Final answer:
The probability of no error in 20 million divisions made by the Pentium chip, with an error rate of 1 in 9 billion, is calculated by raising the single division success probability (8,999,999,999/9,000,000,000) to the power of 20 million. This is a very high probability, indicating almost certainty of no error.
Step-by-step explanation:
The question asks for the probability of no error occurring when a computer performs 20 million division problems, given that the Pentium chip in question has a probability of a division error in 1 out of 9 billion cases. We can model this situation using the concept of binomial probability, where each division is a trial with two possible outcomes: success (no error) or failure (an error).

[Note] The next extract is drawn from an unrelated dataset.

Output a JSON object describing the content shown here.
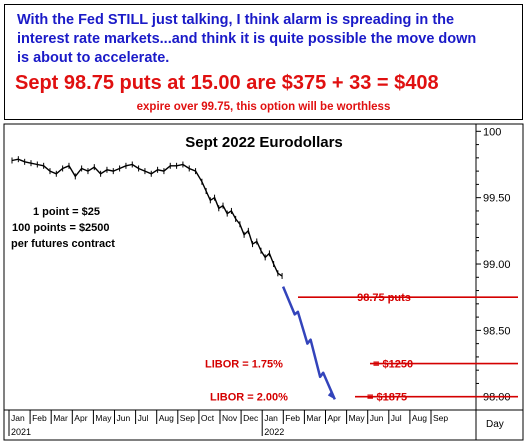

Since the probability of an error is 1 in 9 billion, the probability of no error (success) for a single division is 1 minus (1/9,000,000,000) = 8,999,999,999/9,000,000,000. To find the probability of no errors in 20 million divisions, we raise the single-division success probability to the power of 20 million:
P(no error in 20 million divisions) = (8,999,999,999/9,000,000,000)^{20,000,000}
This calculation would typically require a computer or a calculator capable of handling very large exponents. As this is an example of a very unlikely event (similar to the chances of winning a large lottery), the actual probability is very close to 1, indicating that it's almost certain there will be no error in any given 20 million divisions.